I want to know how a skipped region in the reference, or N in the CIGAR string, looks in the alignment. To try and explain what I mean I use the example provided from the SAM format specification (http://genome.sph.umich.edu/wiki/SAM), which does not include an N example:
Ref + read
RefPos: 1 2 3 4 5 6 7 8 9 10 11 12 13 14 15 16 17 18 19
Reference: C C A T A C T G A A C T G A C T A A C
Read: ACTAGAATGGCT
Alignment
RefPos: 1 2 3 4 5 6 7 8 9 10 11 12 13 14 15 16 17 18 19
Reference: C C A T A C T G A A C T G A C T A A C
Read: A C T A G A A T G G C T
Cigar:
POS: 5
CIGAR: 3M1I3M1D5M
Now, in position 11 there is an insertion in the reference sequence. However, I would think that you can't distinguish between a skipped region or an insertion in the reference. Therefore the CIGAR string could also have been 3M1I3M1N5M
So how is it the alignment of a skipped region or an insertion in the reference sequence different? Is it only a skipped region if the C in position 11 is an N?
It was not clear to me that the N CIGAR operations are supposed to represent introns, this makes sense now. Would it make sense to mask known introns in the reference sequence to make the D/N assignment less arbitrary? I just quickly looked for a paper on indel sizes and this one: http://www.ncbi.nlm.nih.gov/pmc/articles/PMC1557762/ mentions indels of up to 9989 in size, so if I understand you correctly, in case of the STAR default value any of the indels above 21 bases would wrongly be considered an intron?

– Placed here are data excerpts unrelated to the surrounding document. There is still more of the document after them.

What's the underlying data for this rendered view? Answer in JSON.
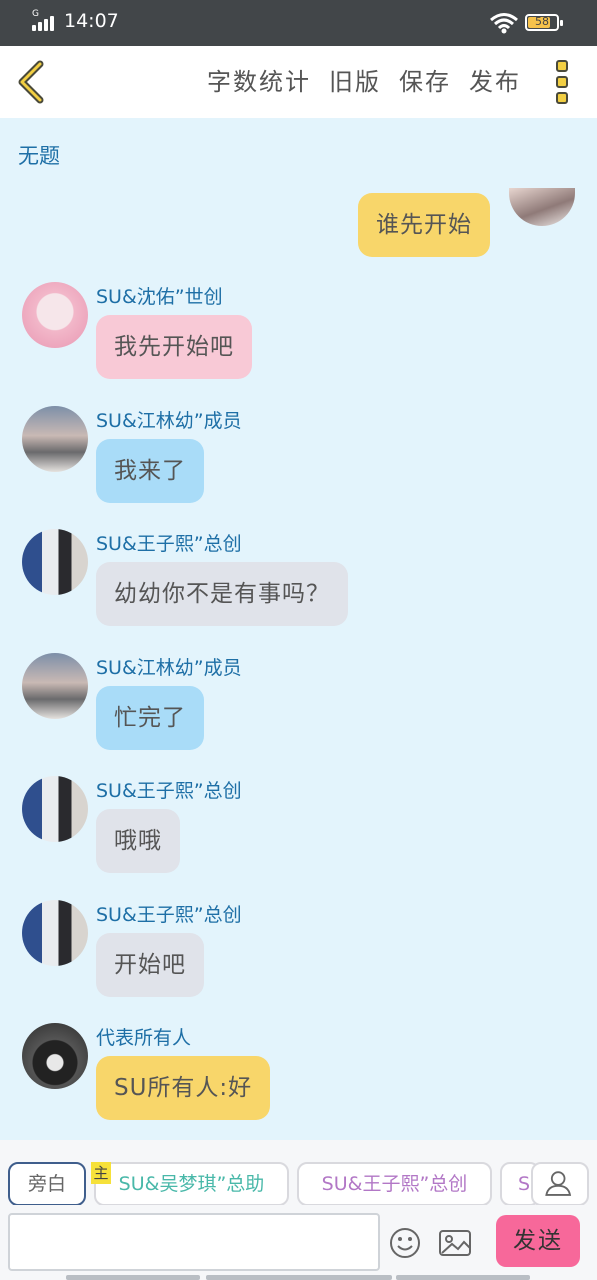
{
  "status_bar": {
    "time": "14:07",
    "battery": "58"
  },
  "header": {
    "actions": [
      "字数统计",
      "旧版",
      "保存",
      "发布"
    ]
  },
  "chat": {
    "title": "无题",
    "my_message": "谁先开始",
    "messages": [
      {
        "name": "SU&沈佑”世创",
        "text": "我先开始吧",
        "style": "pink"
      },
      {
        "name": "SU&江林幼”成员",
        "text": "我来了",
        "style": "blue"
      },
      {
        "name": "SU&王子熙”总创",
        "text": "幼幼你不是有事吗？",
        "style": "gray"
      },
      {
        "name": "SU&江林幼”成员",
        "text": "忙完了",
        "style": "blue"
      },
      {
        "name": "SU&王子熙”总创",
        "text": "哦哦",
        "style": "gray"
      },
      {
        "name": "SU&王子熙”总创",
        "text": "开始吧",
        "style": "gray"
      },
      {
        "name": "代表所有人",
        "text": "SU所有人:好",
        "style": "yellow"
      }
    ]
  },
  "roles": {
    "narrator": "旁白",
    "main_mark": "主",
    "chips": [
      "SU&吴梦琪”总助",
      "SU&王子熙”总创",
      "S"
    ]
  },
  "composer": {
    "input_value": "",
    "send_label": "发送"
  },
  "colors": {
    "accent_send": "#f7689a",
    "chat_bg": "#e3f4fc",
    "link_blue": "#1e6fa6"
  }
}
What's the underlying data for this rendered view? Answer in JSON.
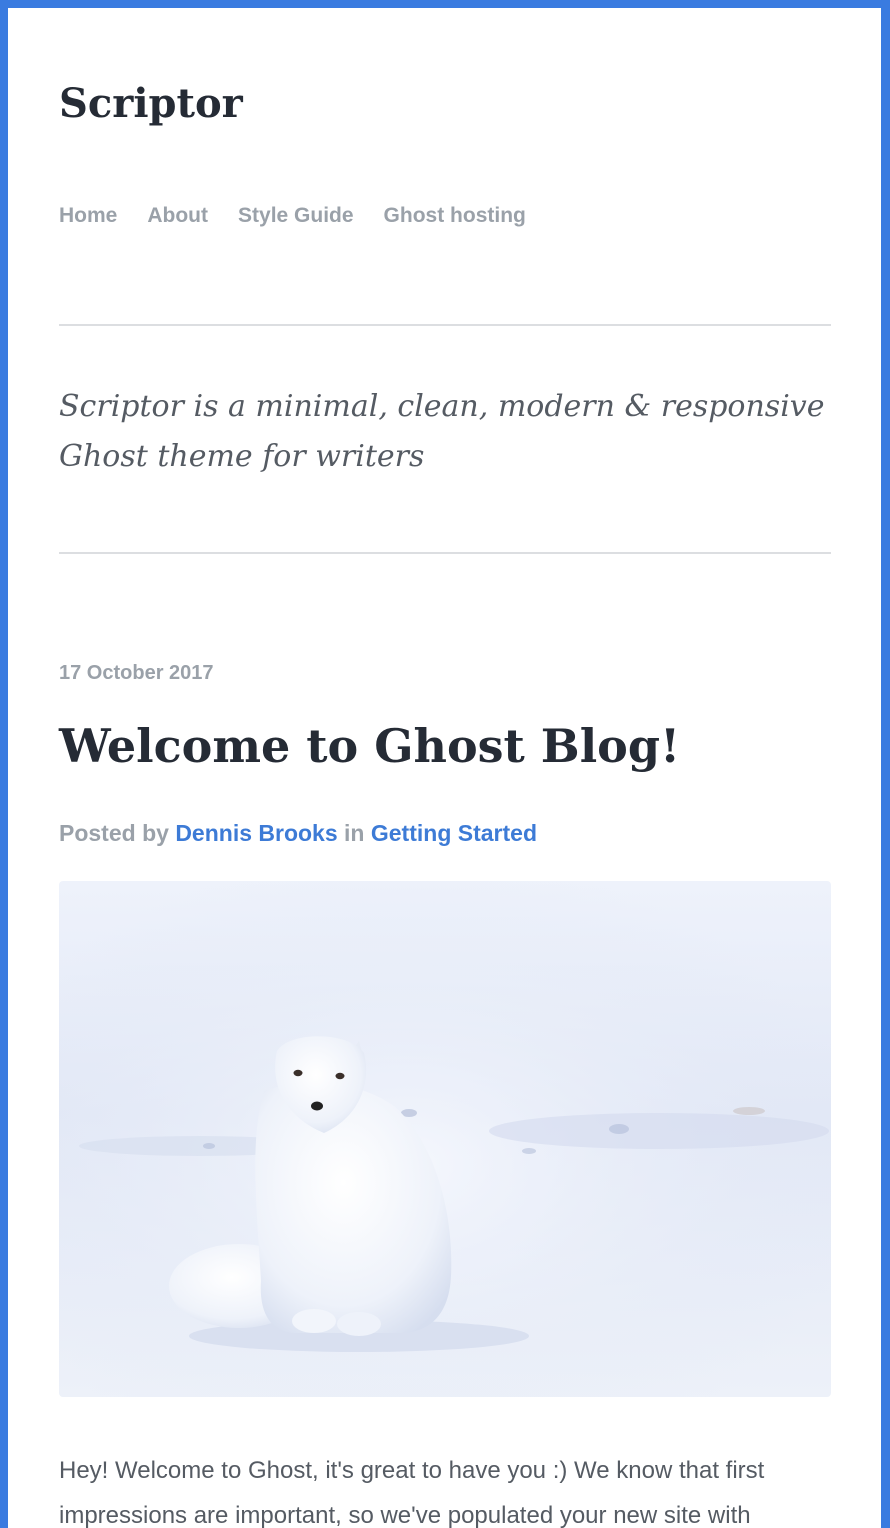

That's a reasonable approach. It should be noted that things are likely to function differently if one supplies a GTF file than if not. I would presume that if an annotation is available that STAR will look at that to determine possible splicing first, though you'd still be correct that any deletion (or Indel, as you pointed out) >= 21 bases should still be getting classified as a splicing event by default. One possible way around that would be to somehow specify that only annotated exon boundaries are allowed (STAR probably has an option for that already). Realistically speaking though, if people are really interested in finding indels they should probably just sequence the DNA rather than RNA. Then any apparent even like this will be a deletion and splicing events wouldn't ever occur.